I want to love Child of the Storm–I really do–because the artwork is just fantastic! Didier Poli gets to add lots of color to his illustrations as compared to his dark pallet found in his awesome work on Titan Comics’ Elric series. I love his illustrations far more than the story–staring at the panels to take in every detail. At the novels half-way point, Giulio Zeloni takes over on artistic duties and does an excellent job. His illustrations not only compliment Poli’s but also has its own signature style. But even though I absolutely love the artwork and layout of this superbly produced book, I just can’t get past the overused Chosen One theme. Furthermore, by the time Zeloni picks up his pen to start where Poli left off, I get the feeling the rest of the story was rushed to the finish line.
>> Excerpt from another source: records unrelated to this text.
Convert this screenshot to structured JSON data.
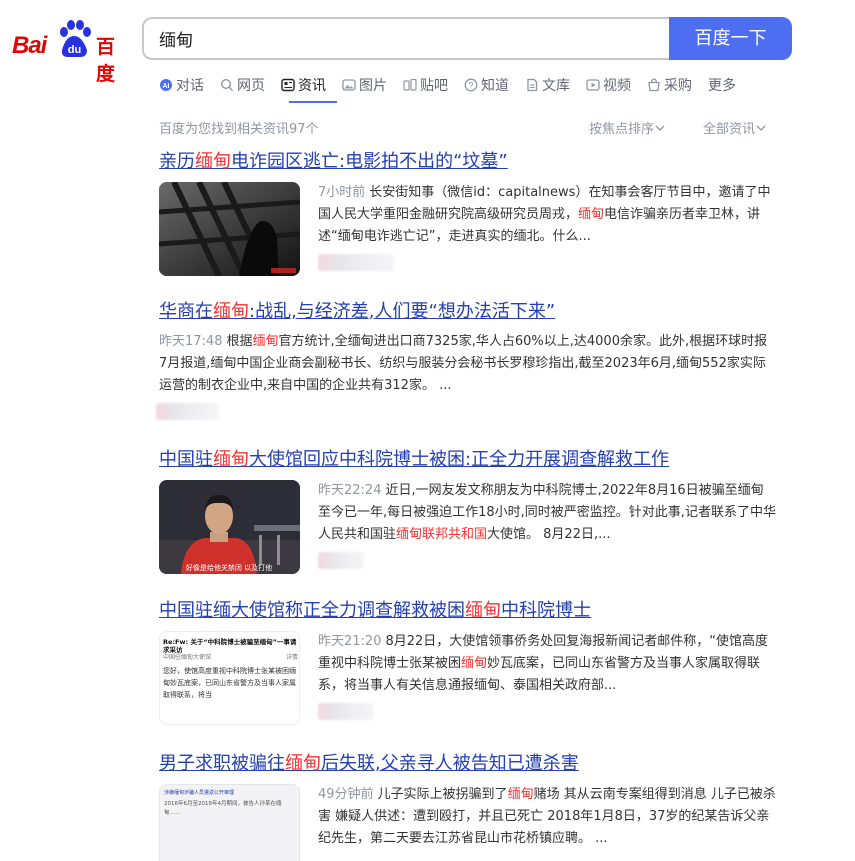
{
  "logo": {
    "bai": "Bai",
    "du": "du",
    "cn": "百度"
  },
  "search": {
    "query": "缅甸",
    "button_label": "百度一下"
  },
  "tabs": [
    {
      "label": "对话",
      "icon": "ai-chat-icon"
    },
    {
      "label": "网页",
      "icon": "search-icon"
    },
    {
      "label": "资讯",
      "icon": "news-icon"
    },
    {
      "label": "图片",
      "icon": "image-icon"
    },
    {
      "label": "贴吧",
      "icon": "tieba-icon"
    },
    {
      "label": "知道",
      "icon": "question-icon"
    },
    {
      "label": "文库",
      "icon": "document-icon"
    },
    {
      "label": "视频",
      "icon": "video-icon"
    },
    {
      "label": "采购",
      "icon": "shopping-icon"
    },
    {
      "label": "更多",
      "icon": ""
    }
  ],
  "info": {
    "count_text": "百度为您找到相关资讯97个",
    "sort_label": "按焦点排序",
    "filter_label": "全部资讯"
  },
  "results": [
    {
      "title_pre": "亲历",
      "title_hl": "缅甸",
      "title_post": "电诈园区逃亡:电影拍不出的“坟墓”",
      "time": "7小时前",
      "snippet_pre": "长安街知事（微信id：capitalnews）在知事会客厅节目中，邀请了中国人民大学重阳金融研究院高级研究员周戎，",
      "snippet_hl": "缅甸",
      "snippet_post": "电信诈骗亲历者幸卫林，讲述“缅甸电诈逃亡记”，走进真实的缅北。什么..."
    },
    {
      "title_pre": "华商在",
      "title_hl": "缅甸",
      "title_post": ":战乱,与经济差,人们要“想办法活下来”",
      "time": "昨天17:48",
      "snippet_pre": "根据",
      "snippet_hl": "缅甸",
      "snippet_post": "官方统计,全缅甸进出口商7325家,华人占60%以上,达4000余家。此外,根据环球时报7月报道,缅甸中国企业商会副秘书长、纺织与服装分会秘书长罗穆珍指出,截至2023年6月,缅甸552家实际运营的制衣企业中,来自中国的企业共有312家。 ..."
    },
    {
      "title_pre": "中国驻",
      "title_hl": "缅甸",
      "title_post": "大使馆回应中科院博士被困:正全力开展调查解救工作",
      "time": "昨天22:24",
      "snippet_pre": "近日,一网友发文称朋友为中科院博士,2022年8月16日被骗至缅甸至今已一年,每日被强迫工作18小时,同时被严密监控。针对此事,记者联系了中华人民共和国驻",
      "snippet_hl": "缅甸联邦共和国",
      "snippet_post": "大使馆。 8月22日,..."
    },
    {
      "title_pre": "中国驻缅大使馆称正全力调查解救被困",
      "title_hl": "缅甸",
      "title_post": "中科院博士",
      "time": "昨天21:20",
      "snippet_pre": "8月22日，大使馆领事侨务处回复海报新闻记者邮件称，“使馆高度重视中科院博士张某被困",
      "snippet_hl": "缅甸",
      "snippet_post": "妙瓦底案，已同山东省警方及当事人家属取得联系，将当事人有关信息通报缅甸、泰国相关政府部..."
    },
    {
      "title_pre": "男子求职被骗往",
      "title_hl": "缅甸",
      "title_post": "后失联,父亲寻人被告知已遭杀害",
      "time": "49分钟前",
      "snippet_pre": "儿子实际上被拐骗到了",
      "snippet_hl": "缅甸",
      "snippet_post": "赌场 其从云南专案组得到消息 儿子已被杀害 嫌疑人供述：遭到殴打，并且已死亡 2018年1月8日，37岁的纪某告诉父亲纪先生，第二天要去江苏省昆山市花桥镇应聘。 ..."
    }
  ],
  "thumbs": {
    "t2_caption": "好像是给他关禁闭 以及打他",
    "t3_head": "Re:Fw: 关于“中科院博士被骗至缅甸”一事请求采访",
    "t3_from": "中国驻缅甸大使馆",
    "t3_tag": "详情",
    "t3_body": "您好，使馆高度重视中科院博士张某被困缅甸妙瓦底案，已同山东省警方及当事人家属取得联系，将当",
    "t4_head": "涉嫌缅甸诈骗人员遣返公开审理",
    "t4_body": "2016年6月至2018年4月期间，被告人孙某在缅甸……"
  }
}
It’s as if the creators felt they needed to wrap the series up due to budget constraints. It happens. Even so, the book finishes with not everything resolved and readers are left feeling incomplete.
Is Child of the Storm a bad graphic novel? Of course not. Is it a great graphic novel? Sadly, no. Bichebois has the chops to make it better than it is–his subtle tweaks to the traditional Chosen One theme through his main character’s failures are proof of this. He shows he’s trying to think outside the box and I promise to give this book a second chance if the tease within the Afterward is true. What was the tease? A title–The Prince of the Storm–followed by the admission of a “sequel story cycle”. If Humanoids Publishing imports it, I will read it. My love for Eurocomics demands it.